- Location of Bakersfield, Missouri
- Coordinates: 36°31′21″N 92°08′32″W﻿ / ﻿36.52250°N 92.14222°W
- Country: United States
- State: Missouri
- County: Ozark

Area
- • Total: 1.37 sq mi (3.55 km^{2})
- • Land: 1.37 sq mi (3.55 km^{2})
- • Water: 0 sq mi (0.00 km^{2})
- Elevation: 702 ft (214 m)

Population (2020)
- • Total: 186
- • Density: 135.8/sq mi (52.43/km^{2})
- Time zone: UTC-6 (Central (CST))
- • Summer (DST): UTC-5 (CDT)
- ZIP code: 65609
- Area code: 417
- FIPS code: 29-03052

= Bakersfield, Missouri =

Bakersfield is a village in southeastern Ozark County in the Ozarks of southern Missouri, United States. The population was 186 at the 2020 census.

==History==
A post office called Bakersfield has been in operation since 1873. Variant names were "Bakersville" and "Waterville". The community was named after Jim Baker, the original owner of the town site.

==Geography==
The community is located in the Bayou I Township, on the west side of Bennetts Bayou at the intersection of Missouri routes 101 and 142. It is approximately 1.5 miles north of the Missouri-Arkansas state line.
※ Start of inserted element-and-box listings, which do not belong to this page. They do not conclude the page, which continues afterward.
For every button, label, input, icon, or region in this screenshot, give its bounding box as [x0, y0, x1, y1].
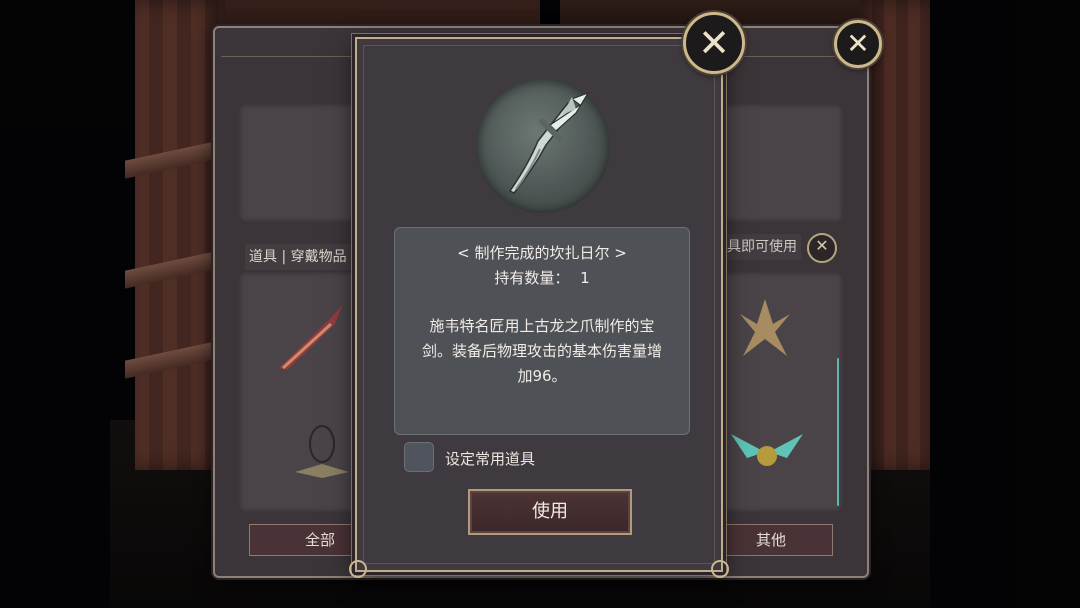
frame-ornament: [349, 560, 367, 578]
quantity-label: 持有数量：: [494, 269, 570, 287]
use-button[interactable]: 使用: [468, 489, 632, 535]
item-grid-right: [723, 272, 843, 512]
item-grid-left: [239, 272, 369, 512]
close-storage-button[interactable]: ✕: [834, 20, 882, 68]
item-name: < 制作完成的坎扎日尔 >: [457, 244, 627, 262]
favorite-item-checkbox[interactable]: [404, 442, 434, 472]
quantity-value: 1: [580, 269, 590, 287]
item-detail-dialog: < 制作完成的坎扎日尔 > 持有数量： 1 施韦特名匠用上古龙之爪制作的宝剑。装…: [349, 37, 729, 578]
winged-orb-icon[interactable]: [727, 428, 807, 476]
item-quantity: 持有数量： 1: [395, 267, 689, 288]
necklace-item-icon[interactable]: [287, 422, 357, 492]
hint-usable: 具即可使用: [723, 234, 801, 260]
close-dialog-button[interactable]: ✕: [683, 12, 745, 74]
frame-ornament: [711, 560, 729, 578]
filter-other-button[interactable]: 其他: [709, 524, 833, 556]
item-description-box: < 制作完成的坎扎日尔 > 持有数量： 1 施韦特名匠用上古龙之爪制作的宝剑。装…: [394, 227, 690, 435]
item-portrait: [476, 79, 610, 213]
sword-item-icon: [508, 91, 590, 194]
slot-area-top-right: [723, 104, 843, 222]
scrollbar[interactable]: [837, 358, 839, 506]
item-description: 施韦特名匠用上古龙之爪制作的宝剑。装备后物理攻击的基本伤害量增加96。: [421, 317, 662, 385]
favorite-item-label: 设定常用道具: [445, 450, 536, 468]
tab-items-equip[interactable]: 道具 | 穿戴物品: [245, 244, 351, 270]
sword-item-icon[interactable]: [269, 290, 359, 380]
close-x-icon: ✕: [698, 21, 730, 65]
cross-charm-icon[interactable]: [735, 294, 795, 364]
close-icon[interactable]: ✕: [807, 233, 837, 263]
close-x-icon: ✕: [846, 27, 870, 60]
Caulfield lies about seven miles to the northeast on route 101.

According to the United States Census Bureau, the village has a total area of 1.37 sqmi, all land.

==Demographics==

Historical population
| Census | Pop. | Note | %± |
| 1930 | 181 |  | — |
| 1940 | 177 |  | −2.2% |
| 1970 | 210 |  | — |
| 1980 | 241 |  | 14.8% |
| 1990 | 292 |  | 21.2% |
| 2000 | 285 |  | −2.4% |
| 2010 | 246 |  | −13.7% |
| 2020 | 186 |  | −24.4% |
U.S. Decennial Census

===2010 census===
As of the census of 2010, there were 246 people, 100 households, and 59 families residing in the village. The population density was 179.6 PD/sqmi. There were 139 housing units at an average density of 101.5 /sqmi. The racial makeup of the village was 96.75% White, 0.41% Native American, 0.41% from other races, and 2.44% from two or more races. Hispanic or Latino of any race were 1.63% of the population.
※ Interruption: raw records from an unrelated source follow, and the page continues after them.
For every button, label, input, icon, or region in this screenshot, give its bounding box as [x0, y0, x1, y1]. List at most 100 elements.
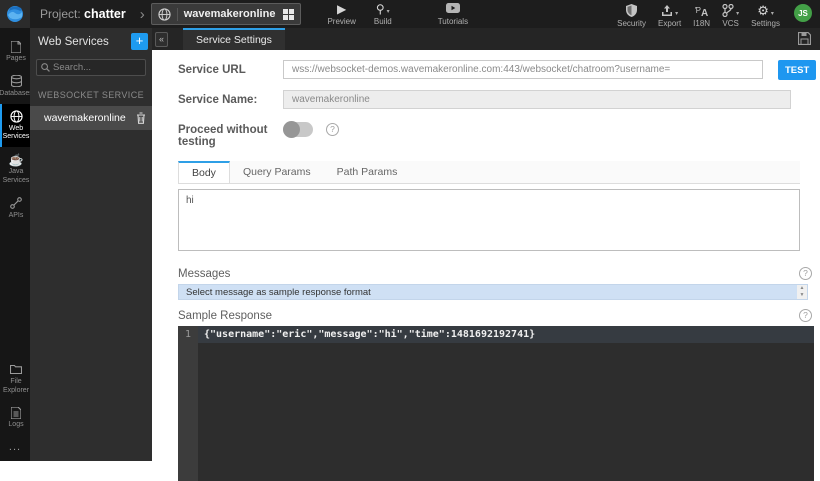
messages-bar-text: Select message as sample response format — [186, 286, 371, 298]
vcs-button[interactable]: ▾ VCS — [722, 4, 739, 28]
param-tab-strip: Body Query Params Path Params — [178, 161, 800, 184]
build-tools-icon: ⚲ ▾ — [375, 1, 390, 16]
build-button[interactable]: ⚲ ▾ Build — [374, 1, 392, 27]
grid-icon[interactable] — [283, 8, 295, 20]
toggle-knob — [283, 121, 300, 138]
test-button[interactable]: TEST — [778, 60, 816, 80]
scroll-up-icon: ▲ — [799, 285, 805, 291]
editor-tab-bar: « Service Settings — [152, 28, 820, 50]
proceed-row: Proceed without testing ? — [178, 120, 816, 148]
database-icon — [10, 75, 22, 88]
chevron-down-icon: ▾ — [675, 11, 679, 17]
service-url-label: Service URL — [178, 64, 246, 76]
sidebar-item-pages[interactable]: Pages — [0, 34, 30, 69]
chevron-down-icon: ▾ — [770, 11, 774, 17]
translate-icon: Ƥ A — [695, 4, 709, 17]
service-url-row: Service URL TEST — [178, 60, 816, 80]
websocket-service-section-label: WEBSOCKET SERVICE — [38, 90, 144, 100]
gear-icon: ⚙ ▾ — [757, 3, 774, 18]
chevron-down-icon: ▾ — [386, 9, 390, 15]
code-line: {"username":"eric","message":"hi","time"… — [198, 326, 814, 343]
messages-header: Messages ? — [178, 267, 812, 280]
top-bar: Project: chatter › wavemakeronline ▶ Pre… — [0, 0, 820, 28]
page-icon — [11, 40, 21, 53]
sidebar-item-logs[interactable]: Logs — [0, 400, 30, 435]
toolbar-left-actions: ▶ Preview ⚲ ▾ Build Tutorials — [327, 1, 486, 27]
messages-label: Messages — [178, 267, 231, 280]
messages-select-bar[interactable]: Select message as sample response format… — [178, 284, 808, 300]
service-name-label: Service Name: — [178, 94, 258, 106]
project-breadcrumb: Project: chatter — [40, 7, 126, 21]
wavemaker-logo-icon — [7, 6, 23, 22]
settings-button[interactable]: ⚙ ▾ Settings — [751, 4, 780, 28]
tutorials-button[interactable]: Tutorials — [438, 2, 468, 26]
user-avatar[interactable]: JS — [794, 4, 812, 22]
project-label: Project: — [40, 7, 81, 21]
more-options-button[interactable]: ... — [0, 435, 30, 461]
chevron-down-icon: ▾ — [736, 11, 740, 17]
export-button[interactable]: ▾ Export — [658, 4, 681, 28]
messages-scrollbar[interactable]: ▲ ▼ — [797, 285, 807, 299]
sample-response-editor[interactable]: 1 {"username":"eric","message":"hi","tim… — [178, 326, 814, 481]
search-icon — [41, 63, 50, 72]
folder-icon — [10, 363, 22, 376]
tab-body[interactable]: Body — [178, 161, 230, 183]
main-area: « Service Settings Service URL TEST Serv… — [152, 28, 820, 481]
sample-response-help-icon[interactable]: ? — [799, 309, 812, 322]
branch-icon: ▾ — [722, 4, 739, 17]
panel-header: Web Services + — [30, 28, 152, 54]
proceed-toggle[interactable] — [283, 121, 313, 138]
wavemaker-logo[interactable] — [0, 0, 30, 28]
sidebar-item-file-explorer[interactable]: File Explorer — [0, 357, 30, 401]
service-item-label: wavemakeronline — [44, 112, 126, 124]
body-textarea[interactable]: hi — [178, 189, 800, 251]
trash-icon[interactable] — [136, 112, 146, 124]
service-settings-content: Service URL TEST Service Name: Proceed w… — [152, 50, 820, 481]
search-input[interactable] — [53, 62, 143, 73]
service-tab-label: wavemakeronline — [183, 8, 276, 20]
sample-response-header: Sample Response ? — [178, 309, 812, 322]
i18n-button[interactable]: Ƥ A I18N — [693, 4, 710, 29]
tab-service-settings[interactable]: Service Settings — [183, 28, 285, 50]
shield-icon — [626, 4, 638, 17]
rail-spacer — [0, 225, 30, 357]
proceed-label: Proceed without testing — [178, 124, 268, 148]
sidebar-item-web-services[interactable]: Web Services — [0, 103, 30, 147]
youtube-icon — [445, 2, 460, 15]
open-service-tab[interactable]: wavemakeronline — [150, 3, 302, 25]
scroll-down-icon: ▼ — [799, 292, 805, 298]
service-list-item[interactable]: wavemakeronline — [30, 106, 152, 130]
line-number: 1 — [184, 329, 192, 340]
save-icon[interactable] — [798, 32, 811, 45]
service-url-input[interactable] — [283, 60, 764, 79]
api-nodes-icon — [10, 197, 22, 210]
breadcrumb-chevron-icon: › — [139, 5, 145, 23]
left-icon-rail: Pages Databases Web Services ☕ Java Serv… — [0, 28, 33, 461]
service-name-input — [283, 90, 791, 109]
collapse-panel-button[interactable]: « — [155, 31, 168, 47]
sidebar-item-apis[interactable]: APIs — [0, 191, 30, 226]
tab-query-params[interactable]: Query Params — [230, 161, 324, 183]
play-icon: ▶ — [337, 1, 347, 16]
add-service-button[interactable]: + — [131, 33, 148, 50]
security-button[interactable]: Security — [617, 4, 646, 28]
coffee-cup-icon: ☕ — [8, 152, 24, 167]
sidebar-item-databases[interactable]: Databases — [0, 69, 33, 104]
sample-response-label: Sample Response — [178, 309, 272, 322]
globe-icon — [9, 109, 23, 123]
web-services-panel: Web Services + WEBSOCKET SERVICE wavemak… — [30, 28, 152, 461]
service-name-row: Service Name: — [178, 90, 816, 109]
toolbar-right-actions: Security ▾ Export Ƥ A I18N ▾ VCS ⚙ ▾ Set… — [617, 0, 820, 28]
project-name: chatter — [84, 7, 126, 21]
tab-path-params[interactable]: Path Params — [324, 161, 411, 183]
proceed-help-icon[interactable]: ? — [326, 123, 339, 136]
globe-icon — [158, 7, 178, 21]
editor-code-area[interactable]: {"username":"eric","message":"hi","time"… — [198, 326, 814, 481]
service-search — [36, 59, 146, 76]
sidebar-item-java-services[interactable]: ☕ Java Services — [0, 147, 30, 191]
editor-gutter: 1 — [178, 326, 198, 481]
preview-button[interactable]: ▶ Preview — [327, 1, 355, 27]
svg-text:A: A — [701, 8, 708, 17]
messages-help-icon[interactable]: ? — [799, 267, 812, 280]
log-document-icon — [11, 406, 21, 419]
There were 100 households, of which 33.0% had children under the age of 18 living with them, 45.0% were married couples living together, 10.0% had a female householder with no husband present, 4.0% had a male householder with no wife present, and 41.0% were non-families. 37.0% of all households were made up of individuals, and 19% had someone living alone who was 65 years of age or older. The average household size was 2.46 and the average family size was 3.31.
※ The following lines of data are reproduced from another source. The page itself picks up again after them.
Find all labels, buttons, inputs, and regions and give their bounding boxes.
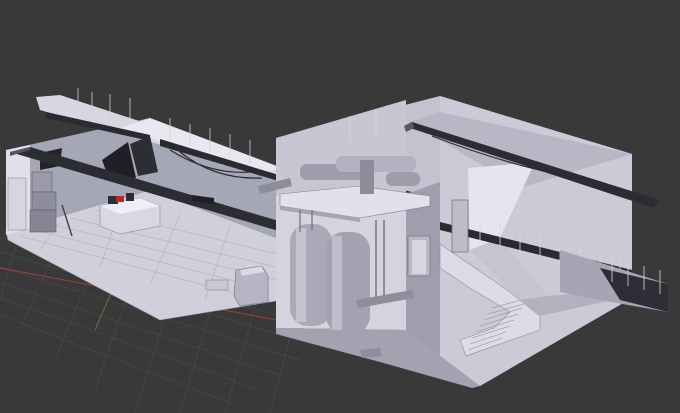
industrial-room-right[interactable] (276, 96, 668, 388)
fan-units[interactable] (7, 171, 57, 233)
red-object (116, 196, 124, 202)
3d-viewport[interactable] (0, 0, 680, 413)
scene-canvas[interactable] (0, 0, 680, 413)
industrial-room-left[interactable] (5, 88, 283, 321)
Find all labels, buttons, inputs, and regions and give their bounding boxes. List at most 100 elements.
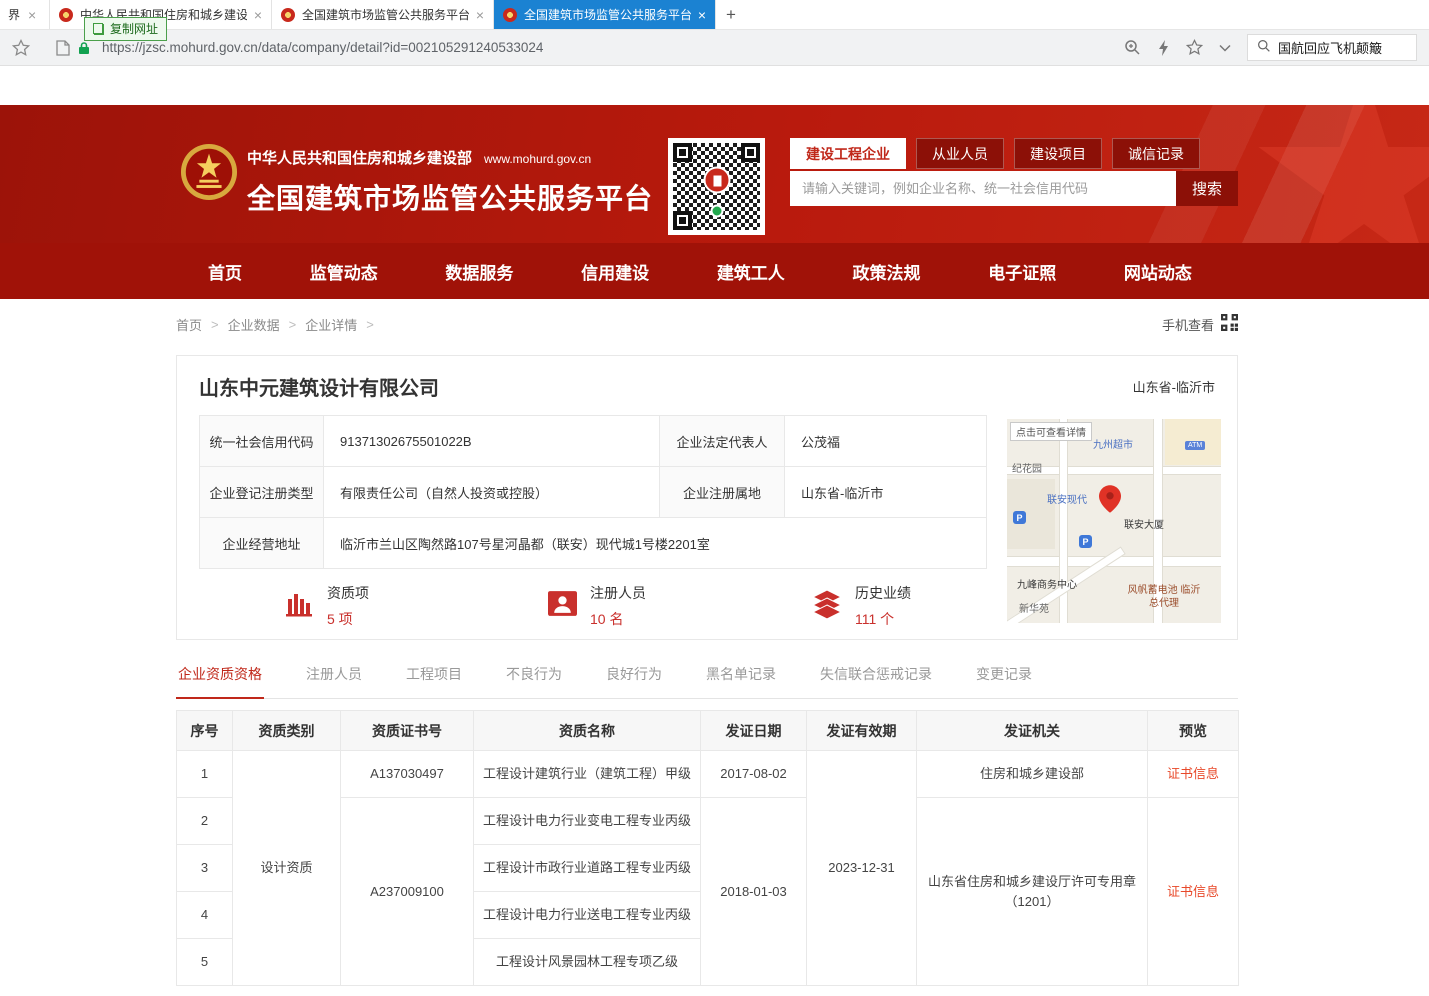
quick-search-text: 国航回应飞机颠簸 — [1278, 38, 1382, 57]
company-region: 山东省-临沂市 — [1133, 377, 1215, 396]
col-qual-name: 资质名称 — [474, 711, 701, 751]
map-parking-icon: P — [1013, 511, 1026, 524]
map-poi-supermarket: 九州超市 — [1093, 436, 1133, 451]
new-tab-button[interactable]: + — [716, 0, 746, 29]
certificate-info-link[interactable]: 证书信息 — [1167, 766, 1219, 781]
mobile-view-label: 手机查看 — [1162, 315, 1214, 334]
map-poi-atm: ATM — [1185, 441, 1205, 450]
tab-dishonesty-records[interactable]: 失信联合惩戒记录 — [818, 664, 934, 698]
legal-rep-label: 企业法定代表人 — [660, 416, 785, 467]
tab-projects[interactable]: 工程项目 — [404, 664, 464, 698]
cert-no: A137030497 — [341, 751, 474, 798]
row-index: 3 — [177, 845, 233, 892]
stat-label: 注册人员 — [590, 583, 646, 603]
nav-item-policies[interactable]: 政策法规 — [845, 255, 929, 288]
nav-item-site-news[interactable]: 网站动态 — [1116, 255, 1200, 288]
nav-item-construction-workers[interactable]: 建筑工人 — [709, 255, 793, 288]
col-index: 序号 — [177, 711, 233, 751]
tab-good-behavior[interactable]: 良好行为 — [604, 664, 664, 698]
nav-item-supervision-news[interactable]: 监管动态 — [302, 255, 386, 288]
browser-tab-jzsc-1[interactable]: 全国建筑市场监管公共服务平台 × — [272, 0, 494, 29]
tab-registered-personnel[interactable]: 注册人员 — [304, 664, 364, 698]
company-info-table: 统一社会信用代码 91371302675501022B 企业法定代表人 公茂福 … — [199, 415, 987, 569]
browser-tab-jzsc-active[interactable]: 全国建筑市场监管公共服务平台 × — [494, 0, 716, 29]
flash-icon[interactable] — [1157, 40, 1170, 56]
search-button[interactable]: 搜索 — [1176, 171, 1238, 206]
nav-item-e-certificates[interactable]: 电子证照 — [980, 255, 1064, 288]
company-name: 山东中元建筑设计有限公司 — [199, 372, 439, 401]
credit-code-value: 91371302675501022B — [324, 416, 660, 467]
tab-change-records[interactable]: 变更记录 — [974, 664, 1034, 698]
https-lock-icon — [78, 41, 90, 55]
map-parking-icon: P — [1079, 535, 1092, 548]
issue-date: 2017-08-02 — [701, 751, 807, 798]
favorite-star-icon[interactable] — [1186, 39, 1203, 56]
breadcrumb-company-detail: 企业详情 — [305, 315, 357, 334]
table-row: 统一社会信用代码 91371302675501022B 企业法定代表人 公茂福 — [200, 416, 987, 467]
company-detail-card: 山东中元建筑设计有限公司 山东省-临沂市 统一社会信用代码 9137130267… — [176, 355, 1238, 640]
row-index: 2 — [177, 798, 233, 845]
mobile-view-button[interactable]: 手机查看 — [1162, 314, 1238, 334]
map-poi-lianan-tower: 联安大厦 — [1124, 516, 1164, 531]
breadcrumb: 首页 > 企业数据 > 企业详情 > — [176, 315, 374, 334]
nav-item-credit-building[interactable]: 信用建设 — [573, 255, 657, 288]
search-tab-practitioners[interactable]: 从业人员 — [916, 138, 1004, 169]
map-poi-lianan-modern: 联安现代 — [1047, 491, 1087, 506]
location-map[interactable]: 点击可查看详情 九州超市 ATM 纪花园 联安现代 联安大厦 P P 九峰商务中… — [1007, 419, 1221, 623]
breadcrumb-company-data[interactable]: 企业数据 — [228, 315, 280, 334]
browser-tab-partial[interactable]: 界 × — [0, 0, 50, 29]
preview-cell: 证书信息 — [1148, 798, 1239, 986]
map-poi-battery: 风帆蓄电池 临沂总代理 — [1125, 585, 1203, 610]
browser-addressbar: https://jzsc.mohurd.gov.cn/data/company/… — [0, 30, 1429, 66]
chevron-down-icon[interactable] — [1219, 44, 1231, 52]
quick-search-box[interactable]: 国航回应飞机颠簸 — [1247, 34, 1417, 61]
issue-date: 2018-01-03 — [701, 798, 807, 986]
platform-title: 全国建筑市场监管公共服务平台 — [247, 177, 653, 217]
col-cert-no: 资质证书号 — [341, 711, 474, 751]
breadcrumb-home[interactable]: 首页 — [176, 315, 202, 334]
keyword-search-input[interactable] — [790, 171, 1176, 206]
zoom-icon[interactable] — [1124, 39, 1141, 56]
nav-item-data-service[interactable]: 数据服务 — [437, 255, 521, 288]
url-field[interactable]: https://jzsc.mohurd.gov.cn/data/company/… — [102, 40, 543, 55]
tab-favicon-icon — [503, 8, 517, 22]
tab-favicon-icon — [281, 8, 295, 22]
qual-name: 工程设计电力行业变电工程专业丙级 — [474, 798, 701, 845]
addressbar-actions: 国航回应飞机颠簸 — [1124, 34, 1417, 61]
search-tab-credit-records[interactable]: 诚信记录 — [1112, 138, 1200, 169]
qual-name: 工程设计电力行业送电工程专业丙级 — [474, 892, 701, 939]
col-valid-until: 发证有效期 — [807, 711, 917, 751]
map-poi-business-center: 九峰商务中心 — [1017, 576, 1077, 591]
row-index: 1 — [177, 751, 233, 798]
qr-finder-icon — [673, 211, 692, 230]
site-banner: 中华人民共和国住房和城乡建设部 www.mohurd.gov.cn 全国建筑市场… — [0, 105, 1429, 243]
tab-close-icon[interactable]: × — [476, 8, 484, 22]
ministry-name: 中华人民共和国住房和城乡建设部 — [247, 147, 472, 168]
qr-finder-icon — [741, 143, 760, 162]
tab-qualifications[interactable]: 企业资质资格 — [176, 664, 264, 699]
qualification-building-icon — [284, 589, 314, 624]
browser-tabstrip: 界 × 中华人民共和国住房和城乡建设 × 全国建筑市场监管公共服务平台 × 全国… — [0, 0, 1429, 30]
row-index: 5 — [177, 939, 233, 986]
reg-region-value: 山东省-临沂市 — [785, 467, 987, 518]
search-tab-projects[interactable]: 建设项目 — [1014, 138, 1102, 169]
qual-name: 工程设计市政行业道路工程专业丙级 — [474, 845, 701, 892]
search-tab-construction-enterprise[interactable]: 建设工程企业 — [790, 138, 906, 169]
page-info-icon[interactable] — [56, 40, 70, 56]
tab-close-icon[interactable]: × — [698, 8, 706, 22]
nav-item-home[interactable]: 首页 — [200, 255, 250, 288]
tab-bad-behavior[interactable]: 不良行为 — [504, 664, 564, 698]
company-detail-tabs: 企业资质资格 注册人员 工程项目 不良行为 良好行为 黑名单记录 失信联合惩戒记… — [176, 664, 1238, 699]
col-issue-date: 发证日期 — [701, 711, 807, 751]
search-icon — [1257, 39, 1271, 56]
tab-blacklist-records[interactable]: 黑名单记录 — [704, 664, 778, 698]
banner-titles: 中华人民共和国住房和城乡建设部 www.mohurd.gov.cn 全国建筑市场… — [247, 147, 653, 217]
bookmark-star-icon[interactable] — [12, 39, 30, 57]
tab-close-icon[interactable]: × — [254, 8, 262, 22]
tab-close-icon[interactable]: × — [28, 8, 36, 22]
breadcrumb-row: 首页 > 企业数据 > 企业详情 > 手机查看 — [176, 307, 1238, 341]
banner-search-panel: 建设工程企业 从业人员 建设项目 诚信记录 搜索 — [790, 138, 1238, 206]
certificate-info-link[interactable]: 证书信息 — [1167, 884, 1219, 899]
qr-mini-icon — [1221, 314, 1238, 334]
address-label: 企业经营地址 — [200, 518, 324, 569]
The median age in the village was 35.8 years. 29.3% of residents were under the age of 18; 7.2% were between the ages of 18 and 24; 22% were from 25 to 44; 24.4% were from 45 to 64; and 17.1% were 65 years of age or older. The gender makeup of the village was 46.7% male and 53.3% female.

===2000 census===
As of the census of 2000, the population density was 200.6 PD/sqmi. There were 125 housing units at an average density of 88.0 /sqmi.

There were 111 households, out of which 35.1% had children under the age of 18 living with them, 55.0% were married couples living together, 11.7% had a female householder with no husband present, and 27.9% were non-families. 27.0% of all households were made up of individuals, and 16.2% had someone living alone who was 65 years of age or older. The average household size was 2.57 and the average family size was 3.15.

In the village, the population was spread out, with 27.7% under the age of 18, 11.2% from 18 to 24, 26.0% from 25 to 44, 18.6% from 45 to 64, and 16.5% who were 65 years of age or older. The median age was 33 years. For every 100 females, there were 91.3 males. For every 100 females age 18 and over, there were 94.3 males.

The median income for a household in the village was $20,139, and the median income for a family was $25,714. Males had a median income of $25,096 versus $18,125 for females. The per capita income for the village was $10,752. About 20.2% of families and 20.9% of the population were below the poverty line, including 23.8% of those under the age of 18 and 14.6% of those 65 or over.